What you can charge depends on what your customers are willing to pay which in turn depends on what they think — or are persuaded to think — your product is worth. Your customers will consider your product or service to be more valuable if it solves a problem for them (which then saves them money, hassle, or time); if it adds real value to their bottom line; if they believe it to be rare or in short supply; if your company has a proven track record; if your company offers something that none of the competition can provide; and if the product or service comes with a strong 100% no-quibbles guarantee.
Price is a key factor in people’s perception of your product or service’s value. Many consumers equate value and price as being equal. For that reason, if you set your prices lower than your competition, consumers may perceive your product or service as being somehow inferior.
Undercharge for your product or service and you’ll end up sweating for peanuts… working extra hard for very little return. You’ll have less time and obviously less money to devote to developing and improving your business. Over-charge for your product or service and you may just price yourself out of your market (losing business to your competitors).
Consider the value of your product or service to your potential client. Estimate the impact it will have on their bottom line. Consider the market conditions in your industry. Find out what your competitors charge and what they actually provide. Work out the cost of producing or providing each product or service. Find out what consumers in the market want or expect and what they think about the product or service they receive. Is there a gap between their expectations and the actual product or service they currently receive? Can your product or service fill that gap? What will that mean in terms of your pricing structure?
Factors To Consider
The price you set for your product or service must be consistent with your market position. How are you going to position your product or service in your market? Will pricing be a fundamental part of that positioning? If you are aiming at the budget end of the market, price will obviously be a major factor. If you are aiming at the quality high end of the market, then a low price could damage the perception of your product or service.

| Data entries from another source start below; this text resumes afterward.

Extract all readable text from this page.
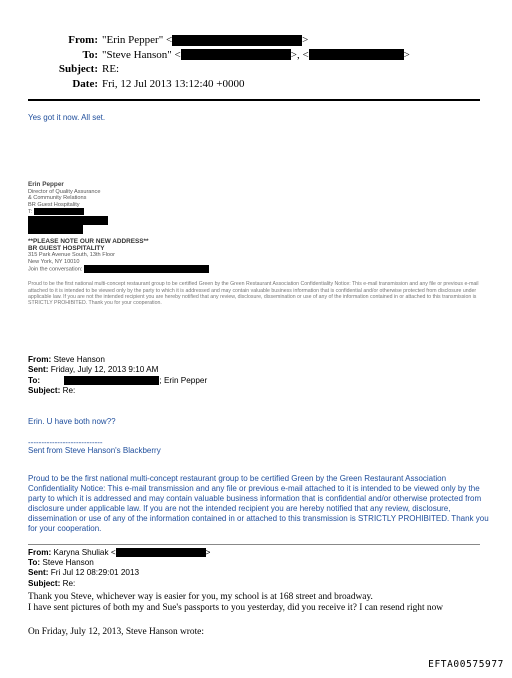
From: "Erin Pepper" <	>
To: "Steve Hanson" <	>, <	>
Subject: RE:
Date: Fri, 12 Jul 2013 13:12:40 +0000
Yes got it now. All set.
Erin Pepper
Director of Quality Assurance
& Community Relations
BR Guest Hospitality
T:
**PLEASE NOTE OUR NEW ADDRESS**
BR GUEST HOSPITALITY
315 Park Avenue South, 13th Floor
New York, NY 10010
Join the conversation:
Proud to be the first national multi-concept restaurant group to be certified Green by the Green Restaurant Association Confidentiality Notice: This e-mail transmission and any file or previous e-mail attached to it is intended to be viewed only by the party to which it is addressed and may contain valuable business information that is confidential and/or otherwise protected from disclosure under applicable law. If you are not the intended recipient you are hereby notified that any review, disclosure, dissemination or use of any of the information contained in or attached to this transmission is STRICTLY PROHIBITED. Thank you for your cooperation.
From: Steve Hanson
Sent: Friday, July 12, 2013 9:10 AM
To:	; Erin Pepper
Subject: Re:
Erin. U have both now??
----------------------------
Sent from Steve Hanson's Blackberry
Proud to be the first national multi-concept restaurant group to be certified Green by the Green Restaurant Association Confidentiality Notice: This e-mail transmission and any file or previous e-mail attached to it is intended to be viewed only by the party to which it is addressed and may contain valuable business information that is confidential and/or otherwise protected from disclosure under applicable law. If you are not the intended recipient you are hereby notified that any review, disclosure, dissemination or use of any of the information contained in or attached to this transmission is STRICTLY PROHIBITED. Thank you for your cooperation.
From: Karyna Shuliak <	>
To: Steve Hanson
Sent: Fri Jul 12 08:29:01 2013
Subject: Re:
Thank you Steve, whichever way is easier for you, my school is at 168 street and broadway.
I have sent pictures of both my and Sue's passports to you yesterday, did you receive it? I can resend right now
On Friday, July 12, 2013, Steve Hanson wrote:
EFTA00575977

Consider the impact your price may have on demand for your product or service. Research your market: determine what percentage of customers would buy your product or service at a range of prices.
Calculate the cost of selling your product or service. Your price, fee or rate must have a profitability factor built in — your gross margin (price minus the cost of your product or service) must more than cover your fixed costs (rent, salaries etc) for you to make a profit.
What action might your competitors take in response to your prices? Be wary of triggering a price war.
Decide what you want to achieve with your pricing and the long-term impact it will have on your position and profits: is it short-term revenue maximisation (to boost cash-flow), to maximise quantity (to increase market penetration), maximise profit margin, differentiation, or survival?